Dilma Rousseff: “O Brasil é a formiga da vez”
Superada a pressão alta e o cansaço da véspera, a ministra Dilma Rousseff nos recebe na tarde do sábado, 26, na residência oficial da Casa Civil, na Península dos Ministros – zona residencial nobre de Brasília. Abre a porta pessoalmente. A única companhia é um labrador preto, o Nego, que atende com docilidade às ordens a dona. Na varanda, diante de uma grande jarra com água e do assessor de imprensa Oswaldo Buarim, a conversa preliminar é pontuada pela cordialidade mineira. Vai do noticiário dos jornais às agruras da vida de repórter de televisão. A entrevista começa, gravadores são acionados, e os últimos sinais de cansaço no rosto da ministra desaparecem à medida que as respostas avançam. Foram 58 minutos de conversa gravada que expressam em boa medida o modo de pensar de Dilma Roussef, e que permitem entrever o que poderá constar num eventual programa de governo – ainda que nenhuma das perguntas tenha sido diretamente esta.
Ao longo da semana, você poderá acompanhar os melhores momentos desta conversa com Dilma Rousseff.
R7 – O que explica que nós pudemos adotar medidas de política monetária e fiscal que fizeram que o governo fosse parte da solução e não parte do problema da crise econômica?
Dilma Rousseff - O enfrentamento das sistemáticas crises. Até então, o governo não tinha instrumento de combate às crises. Pelo contrário, ele passava a fazer uma política que aumentava o risco. Quando a crise começava internacionalmente no lado financeiro, o governo tinha um efeito dela direto sobre a sua dívida pública, que estava n a maioria indexada ao dólar. Então, havia uma violenta variação cambial.
No governo anterior, tínhamos um aumento estratosférico da dívida e, ao mesmo tempo, não tinha reserva. Era preciso recorrer ao Fundo Monetário e aceitar o receituário do Fundo. Os juros eram elevados à estratosfera. Segundo, não tinha política fiscal. Pelo contrário, eram cortes em investimentos. Interrompia-se o investimento em estrada… Aumento do salário mínimo, nem em sonho.
R7 – O que aconteceu agora?
Dilma – Nós fizemos uma política econômica que resultou numa situação completamente diferente. Reduzimos a dívida pública brasileira e inclusive pagamos a dívida.

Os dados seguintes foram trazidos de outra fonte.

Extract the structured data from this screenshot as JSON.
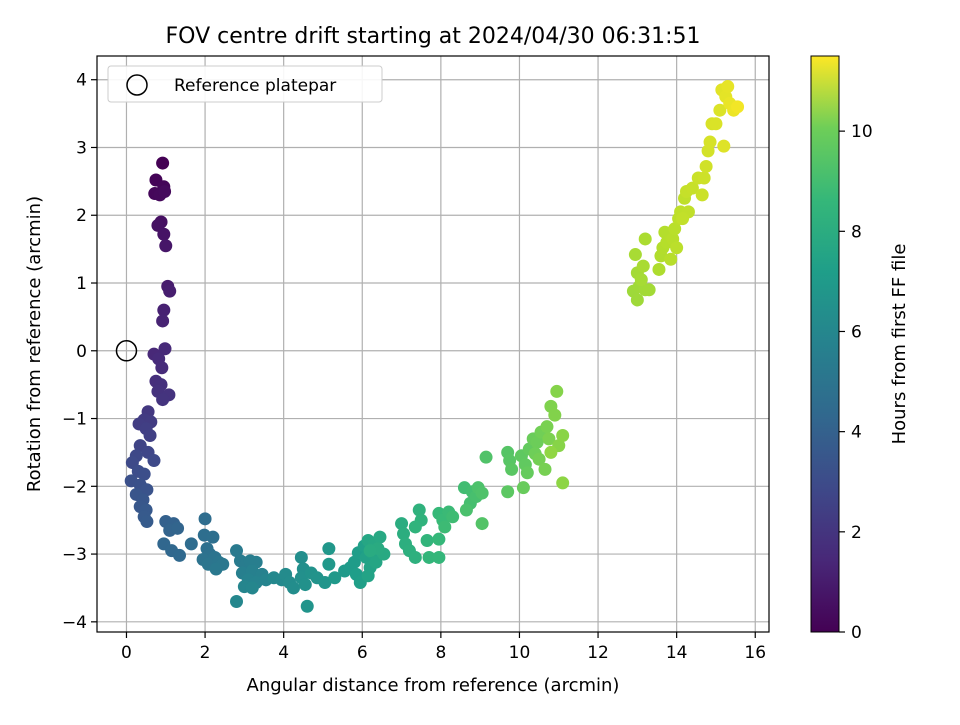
{
  "chart_data": {
    "type": "scatter",
    "title": "FOV centre drift starting at 2024/04/30 06:31:51",
    "xlabel": "Angular distance from reference (arcmin)",
    "ylabel": "Rotation from reference (arcmin)",
    "xlim": [
      -0.75,
      16.35
    ],
    "ylim": [
      -4.15,
      4.35
    ],
    "xticks": [
      0,
      2,
      4,
      6,
      8,
      10,
      12,
      14,
      16
    ],
    "yticks": [
      -4,
      -3,
      -2,
      -1,
      0,
      1,
      2,
      3,
      4
    ],
    "grid": true,
    "legend": {
      "position": "top-left",
      "entries": [
        "Reference platepar"
      ]
    },
    "reference_point": {
      "x": 0,
      "y": 0
    },
    "colorbar": {
      "label": "Hours from first FF file",
      "colormap": "viridis",
      "range": [
        0,
        11.5
      ],
      "ticks": [
        0,
        2,
        4,
        6,
        8,
        10
      ]
    },
    "points": [
      [
        0.92,
        2.77,
        0.0
      ],
      [
        0.75,
        2.52,
        0.1
      ],
      [
        0.95,
        2.42,
        0.15
      ],
      [
        0.72,
        2.32,
        0.2
      ],
      [
        0.85,
        2.3,
        0.25
      ],
      [
        0.97,
        2.35,
        0.3
      ],
      [
        0.88,
        1.9,
        0.5
      ],
      [
        0.8,
        1.85,
        0.55
      ],
      [
        0.95,
        1.72,
        0.6
      ],
      [
        1.0,
        1.55,
        0.7
      ],
      [
        1.05,
        0.95,
        0.9
      ],
      [
        1.1,
        0.88,
        0.95
      ],
      [
        0.95,
        0.6,
        1.05
      ],
      [
        0.92,
        0.44,
        1.1
      ],
      [
        0.7,
        -0.05,
        1.3
      ],
      [
        0.98,
        0.03,
        1.35
      ],
      [
        0.82,
        -0.12,
        1.4
      ],
      [
        0.9,
        -0.25,
        1.45
      ],
      [
        0.75,
        -0.45,
        1.55
      ],
      [
        0.88,
        -0.5,
        1.6
      ],
      [
        0.8,
        -0.6,
        1.65
      ],
      [
        1.08,
        -0.65,
        1.7
      ],
      [
        0.92,
        -0.72,
        1.75
      ],
      [
        0.55,
        -0.9,
        1.9
      ],
      [
        0.45,
        -1.02,
        2.0
      ],
      [
        0.62,
        -1.05,
        2.05
      ],
      [
        0.32,
        -1.08,
        2.1
      ],
      [
        0.5,
        -1.15,
        2.15
      ],
      [
        0.6,
        -1.25,
        2.2
      ],
      [
        0.35,
        -1.4,
        2.35
      ],
      [
        0.55,
        -1.5,
        2.45
      ],
      [
        0.25,
        -1.55,
        2.5
      ],
      [
        0.7,
        -1.62,
        2.55
      ],
      [
        0.15,
        -1.65,
        2.6
      ],
      [
        0.3,
        -1.78,
        2.7
      ],
      [
        0.45,
        -1.82,
        2.75
      ],
      [
        0.12,
        -1.92,
        2.85
      ],
      [
        0.35,
        -1.98,
        2.9
      ],
      [
        0.52,
        -2.05,
        2.95
      ],
      [
        0.25,
        -2.12,
        3.05
      ],
      [
        0.42,
        -2.2,
        3.1
      ],
      [
        0.35,
        -2.3,
        3.15
      ],
      [
        0.5,
        -2.35,
        3.2
      ],
      [
        0.45,
        -2.45,
        3.25
      ],
      [
        0.52,
        -2.52,
        3.3
      ],
      [
        1.0,
        -2.52,
        3.55
      ],
      [
        1.2,
        -2.55,
        3.6
      ],
      [
        1.1,
        -2.65,
        3.65
      ],
      [
        1.3,
        -2.62,
        3.7
      ],
      [
        0.95,
        -2.85,
        3.8
      ],
      [
        1.15,
        -2.95,
        3.85
      ],
      [
        1.35,
        -3.02,
        3.9
      ],
      [
        1.65,
        -2.85,
        4.05
      ],
      [
        2.0,
        -2.48,
        4.1
      ],
      [
        1.98,
        -2.72,
        4.15
      ],
      [
        2.2,
        -2.75,
        4.2
      ],
      [
        2.05,
        -2.92,
        4.25
      ],
      [
        2.12,
        -3.0,
        4.3
      ],
      [
        1.95,
        -3.08,
        4.35
      ],
      [
        2.25,
        -3.05,
        4.4
      ],
      [
        2.08,
        -3.15,
        4.45
      ],
      [
        2.35,
        -3.12,
        4.5
      ],
      [
        2.45,
        -3.15,
        4.55
      ],
      [
        2.28,
        -3.22,
        4.6
      ],
      [
        2.8,
        -2.95,
        4.7
      ],
      [
        2.9,
        -3.1,
        4.75
      ],
      [
        3.05,
        -3.15,
        4.8
      ],
      [
        3.15,
        -3.1,
        4.85
      ],
      [
        3.3,
        -3.12,
        4.9
      ],
      [
        2.95,
        -3.28,
        4.95
      ],
      [
        3.2,
        -3.25,
        5.0
      ],
      [
        3.45,
        -3.3,
        5.05
      ],
      [
        3.1,
        -3.38,
        5.1
      ],
      [
        3.3,
        -3.42,
        5.15
      ],
      [
        3.55,
        -3.38,
        5.2
      ],
      [
        3.0,
        -3.48,
        5.25
      ],
      [
        3.2,
        -3.5,
        5.3
      ],
      [
        2.8,
        -3.7,
        5.35
      ],
      [
        3.75,
        -3.35,
        5.4
      ],
      [
        3.95,
        -3.38,
        5.45
      ],
      [
        4.05,
        -3.3,
        5.5
      ],
      [
        4.15,
        -3.42,
        5.55
      ],
      [
        4.25,
        -3.5,
        5.6
      ],
      [
        4.45,
        -3.05,
        5.65
      ],
      [
        4.5,
        -3.22,
        5.7
      ],
      [
        4.45,
        -3.35,
        5.75
      ],
      [
        4.55,
        -3.45,
        5.8
      ],
      [
        4.7,
        -3.28,
        5.85
      ],
      [
        4.85,
        -3.35,
        5.9
      ],
      [
        4.6,
        -3.77,
        5.95
      ],
      [
        5.05,
        -3.42,
        6.0
      ],
      [
        5.15,
        -2.92,
        6.05
      ],
      [
        5.15,
        -3.15,
        6.1
      ],
      [
        5.3,
        -3.35,
        6.15
      ],
      [
        5.55,
        -3.25,
        6.2
      ],
      [
        5.7,
        -3.2,
        6.25
      ],
      [
        5.8,
        -3.12,
        6.3
      ],
      [
        5.9,
        -2.98,
        6.35
      ],
      [
        5.85,
        -3.3,
        6.4
      ],
      [
        5.95,
        -3.42,
        6.45
      ],
      [
        6.05,
        -2.88,
        6.5
      ],
      [
        6.1,
        -3.05,
        6.55
      ],
      [
        6.2,
        -3.2,
        6.6
      ],
      [
        6.15,
        -3.32,
        6.65
      ],
      [
        6.25,
        -2.98,
        6.7
      ],
      [
        6.35,
        -3.12,
        6.75
      ],
      [
        6.15,
        -2.8,
        6.8
      ],
      [
        6.3,
        -2.85,
        6.85
      ],
      [
        6.45,
        -2.75,
        6.9
      ],
      [
        6.55,
        -3.0,
        6.95
      ],
      [
        6.4,
        -2.92,
        7.0
      ],
      [
        6.2,
        -2.95,
        7.05
      ],
      [
        7.0,
        -2.55,
        7.1
      ],
      [
        7.05,
        -2.7,
        7.15
      ],
      [
        7.1,
        -2.85,
        7.2
      ],
      [
        7.2,
        -2.95,
        7.25
      ],
      [
        7.35,
        -3.05,
        7.3
      ],
      [
        7.45,
        -2.35,
        7.35
      ],
      [
        7.5,
        -2.5,
        7.4
      ],
      [
        7.35,
        -2.6,
        7.45
      ],
      [
        7.65,
        -2.8,
        7.5
      ],
      [
        7.7,
        -3.05,
        7.55
      ],
      [
        7.95,
        -3.05,
        7.6
      ],
      [
        7.95,
        -2.78,
        7.65
      ],
      [
        7.95,
        -2.4,
        7.7
      ],
      [
        8.05,
        -2.5,
        7.75
      ],
      [
        8.2,
        -2.38,
        7.8
      ],
      [
        8.1,
        -2.6,
        7.85
      ],
      [
        8.3,
        -2.45,
        7.9
      ],
      [
        8.6,
        -2.02,
        7.95
      ],
      [
        8.8,
        -2.08,
        8.0
      ],
      [
        8.75,
        -2.25,
        8.05
      ],
      [
        8.9,
        -2.15,
        8.1
      ],
      [
        8.65,
        -2.35,
        8.15
      ],
      [
        8.95,
        -2.02,
        8.2
      ],
      [
        9.05,
        -2.1,
        8.25
      ],
      [
        9.15,
        -1.57,
        8.3
      ],
      [
        9.05,
        -2.55,
        8.35
      ],
      [
        9.7,
        -1.5,
        8.4
      ],
      [
        9.75,
        -1.62,
        8.45
      ],
      [
        9.8,
        -1.75,
        8.5
      ],
      [
        9.7,
        -2.08,
        8.55
      ],
      [
        10.05,
        -1.55,
        8.6
      ],
      [
        10.15,
        -1.68,
        8.65
      ],
      [
        10.25,
        -1.45,
        8.7
      ],
      [
        10.2,
        -1.8,
        8.75
      ],
      [
        10.1,
        -2.02,
        8.8
      ],
      [
        10.35,
        -1.3,
        8.85
      ],
      [
        10.45,
        -1.35,
        8.9
      ],
      [
        10.4,
        -1.52,
        8.95
      ],
      [
        10.55,
        -1.2,
        9.0
      ],
      [
        10.5,
        -1.6,
        9.05
      ],
      [
        10.65,
        -1.75,
        9.1
      ],
      [
        10.7,
        -1.12,
        9.15
      ],
      [
        10.75,
        -1.3,
        9.2
      ],
      [
        10.8,
        -0.82,
        9.25
      ],
      [
        10.9,
        -0.95,
        9.3
      ],
      [
        10.95,
        -0.6,
        9.35
      ],
      [
        11.0,
        -1.4,
        9.4
      ],
      [
        11.1,
        -1.25,
        9.45
      ],
      [
        11.1,
        -1.95,
        9.5
      ],
      [
        10.8,
        -1.5,
        9.55
      ],
      [
        12.9,
        0.88,
        9.8
      ],
      [
        13.0,
        0.75,
        9.82
      ],
      [
        13.05,
        0.95,
        9.85
      ],
      [
        13.2,
        0.9,
        9.88
      ],
      [
        13.3,
        0.9,
        9.9
      ],
      [
        13.0,
        1.15,
        9.92
      ],
      [
        13.1,
        1.05,
        9.95
      ],
      [
        12.95,
        1.42,
        9.98
      ],
      [
        13.15,
        1.25,
        10.0
      ],
      [
        13.2,
        1.65,
        10.05
      ],
      [
        13.55,
        1.2,
        10.1
      ],
      [
        13.6,
        1.4,
        10.15
      ],
      [
        13.65,
        1.52,
        10.18
      ],
      [
        13.7,
        1.75,
        10.2
      ],
      [
        13.75,
        1.6,
        10.22
      ],
      [
        13.85,
        1.35,
        10.25
      ],
      [
        13.9,
        1.65,
        10.28
      ],
      [
        13.95,
        1.8,
        10.3
      ],
      [
        14.0,
        1.52,
        10.32
      ],
      [
        14.05,
        1.95,
        10.35
      ],
      [
        14.1,
        2.05,
        10.38
      ],
      [
        14.2,
        2.25,
        10.4
      ],
      [
        14.3,
        2.05,
        10.42
      ],
      [
        14.15,
        1.95,
        10.45
      ],
      [
        14.25,
        2.35,
        10.5
      ],
      [
        14.4,
        2.4,
        10.55
      ],
      [
        14.55,
        2.55,
        10.6
      ],
      [
        14.65,
        2.3,
        10.62
      ],
      [
        14.7,
        2.55,
        10.65
      ],
      [
        14.75,
        2.72,
        10.7
      ],
      [
        14.8,
        2.95,
        10.75
      ],
      [
        14.85,
        3.08,
        10.8
      ],
      [
        14.9,
        3.35,
        10.85
      ],
      [
        15.0,
        3.35,
        10.88
      ],
      [
        15.1,
        3.55,
        10.9
      ],
      [
        15.2,
        3.02,
        10.95
      ],
      [
        15.15,
        3.85,
        11.0
      ],
      [
        15.25,
        3.75,
        11.05
      ],
      [
        15.3,
        3.9,
        11.1
      ],
      [
        15.35,
        3.65,
        11.15
      ],
      [
        15.45,
        3.55,
        11.2
      ],
      [
        15.55,
        3.6,
        11.3
      ]
    ]
  }
}
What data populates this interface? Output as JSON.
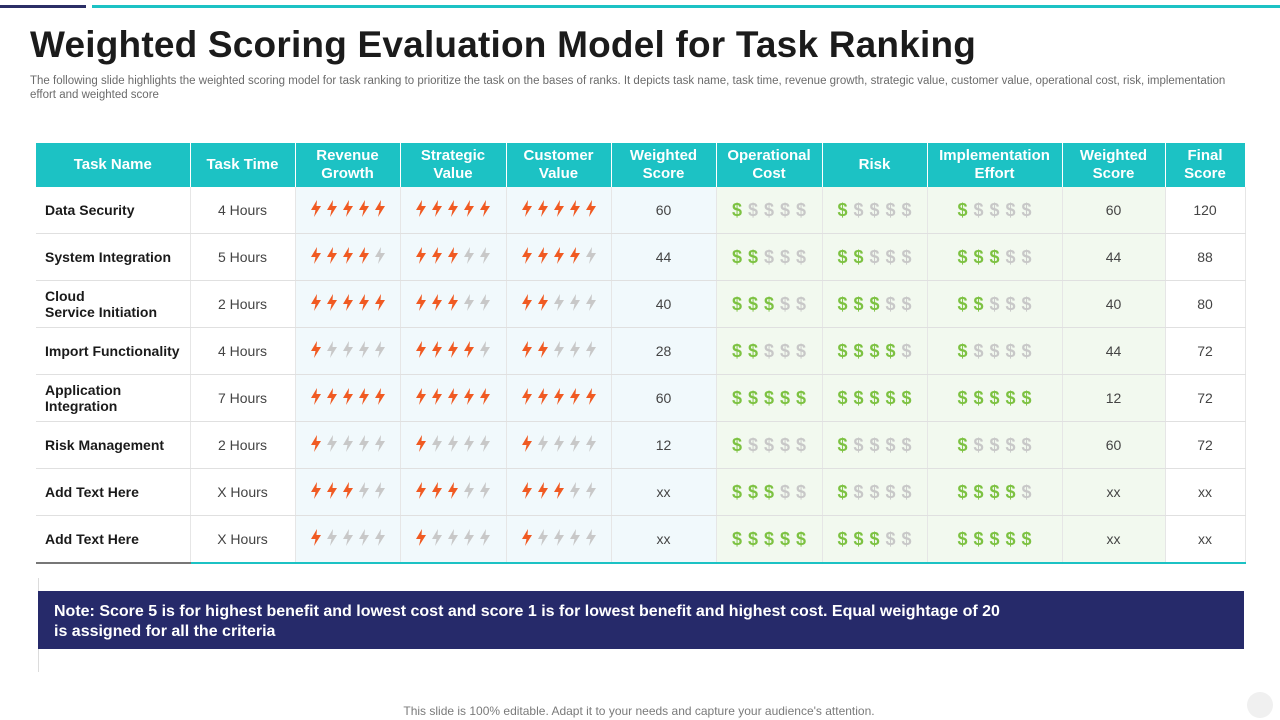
{
  "title": "Weighted Scoring Evaluation Model for Task Ranking",
  "subtitle": "The following slide highlights the weighted scoring model for task ranking to prioritize the task on the bases of ranks. It depicts task name, task time, revenue growth, strategic value, customer value, operational cost, risk, implementation effort and weighted score",
  "table": {
    "headers": [
      "Task Name",
      "Task Time",
      "Revenue Growth",
      "Strategic Value",
      "Customer Value",
      "Weighted Score",
      "Operational Cost",
      "Risk",
      "Implementation Effort",
      "Weighted Score",
      "Final Score"
    ],
    "icon_colors": {
      "bolt_on": "#f05a22",
      "dollar_on": "#7dc242",
      "off": "#c8c8c8"
    },
    "max_icons": 5,
    "rows": [
      {
        "name": "Data Security",
        "time": "4 Hours",
        "revenue_growth": 5,
        "strategic_value": 5,
        "customer_value": 5,
        "benefit_score": "60",
        "operational_cost": 1,
        "risk": 1,
        "implementation_effort": 1,
        "cost_score": "60",
        "final_score": "120"
      },
      {
        "name": "System Integration",
        "time": "5 Hours",
        "revenue_growth": 4,
        "strategic_value": 3,
        "customer_value": 4,
        "benefit_score": "44",
        "operational_cost": 2,
        "risk": 2,
        "implementation_effort": 3,
        "cost_score": "44",
        "final_score": "88"
      },
      {
        "name": "Cloud\nService Initiation",
        "time": "2 Hours",
        "revenue_growth": 5,
        "strategic_value": 3,
        "customer_value": 2,
        "benefit_score": "40",
        "operational_cost": 3,
        "risk": 3,
        "implementation_effort": 2,
        "cost_score": "40",
        "final_score": "80"
      },
      {
        "name": "Import Functionality",
        "time": "4 Hours",
        "revenue_growth": 1,
        "strategic_value": 4,
        "customer_value": 2,
        "benefit_score": "28",
        "operational_cost": 2,
        "risk": 4,
        "implementation_effort": 1,
        "cost_score": "44",
        "final_score": "72"
      },
      {
        "name": "Application\nIntegration",
        "time": "7 Hours",
        "revenue_growth": 5,
        "strategic_value": 5,
        "customer_value": 5,
        "benefit_score": "60",
        "operational_cost": 5,
        "risk": 5,
        "implementation_effort": 5,
        "cost_score": "12",
        "final_score": "72"
      },
      {
        "name": "Risk Management",
        "time": "2 Hours",
        "revenue_growth": 1,
        "strategic_value": 1,
        "customer_value": 1,
        "benefit_score": "12",
        "operational_cost": 1,
        "risk": 1,
        "implementation_effort": 1,
        "cost_score": "60",
        "final_score": "72"
      },
      {
        "name": "Add Text Here",
        "time": "X Hours",
        "revenue_growth": 3,
        "strategic_value": 3,
        "customer_value": 3,
        "benefit_score": "xx",
        "operational_cost": 3,
        "risk": 1,
        "implementation_effort": 4,
        "cost_score": "xx",
        "final_score": "xx"
      },
      {
        "name": "Add Text Here",
        "time": "X Hours",
        "revenue_growth": 1,
        "strategic_value": 1,
        "customer_value": 1,
        "benefit_score": "xx",
        "operational_cost": 5,
        "risk": 3,
        "implementation_effort": 5,
        "cost_score": "xx",
        "final_score": "xx"
      }
    ]
  },
  "note": "Note: Score 5 is for highest benefit and lowest cost and score 1 is for lowest benefit and highest cost. Equal weightage of 20\nis assigned for all the criteria",
  "footer": "This slide is 100% editable. Adapt it to your needs and capture your audience's attention."
}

Nós somos credores líquidos. Não somos mais devedores líquidos quando se trata da relação do país com o exterior. Isso fez com que a gente pudesse acabar com esta história de indexar a dívida pública interna brasileira em dólar. Então, quando veio a crise, pelo con trário, a gente estava até com posições muito vantajosas e fizemos até uma valorização de ativos. O governo brasileiro ganhou no meio da crise. E nós estávamos com US$ 205 bilhões, US$ 208 bilhões em reservas. Hoje estamos com US$ 220 bilhões. Saímos da crise maiores do que entramos. Tínhamos musculatura para enfrentar o baque internacional.
Durante a crise pudemos abaixar os juros com estabilidade. A inflação estava sobre controle. Então, a política macroeconômica levada pelas autoridades do Banco Central e do Ministério da Fazenda foi correta, deu margem de manobra para ter política monetária. Aí, quando veio a crise, nós pegamos o compulsório e começamos a soltar dinheiro para os bancos. Um dos primeiros efeitos da crise foi a crise de crédito. Segundo lugar: demos uma imensa valorizada nos nossos bancos públicos.
Para o BNDES, no início da crise, nós passamos R$ 100 bilhões. Não perdemos a nossa capacidade de fazer política fiscal. Tanto assim que, no meio da crise, a Petrobras foi chamada a manter seu investimento ou até ampliá-lo, passando de R$ 114 bilhões para R$ 174 bilhões. Fizemos o Minha Casa, Minha Vida, porque a gente queria gerar emprego, e a construção civil é setor que tem capacidade enorme de gerar emprego. Colocamos R$ 28 bilhões em subsídio e R$ 70 bilhões em financiamento para produzir um milhão de casas. E ampliamos os recursos do PAC. Não paralisamos nada. Então, pela primeira vez, o Brasil viu o governo ser parte da solução ao invés de ser parte do problema. O governo pôde fazer isso porque havia uma estrada pronta. É como a história da cigarra e da formiga, né? O Brasil neste momento é a formiga da vez. Tinha sido sempre cigarra, mas agora é a formiga da vez.
R7 – A senhora realmente acredita que a crise está superada?
Dilma – Eu acho que, no Brasil, ela está mais superada do que no restante do mundo. A gente neste final de semana passada na reunião internacional em que o presidente compareceu. A crise melhorou no mundo inteiro. Aqui eu acho que nós saímos dela. No mundo melhorou significativamente.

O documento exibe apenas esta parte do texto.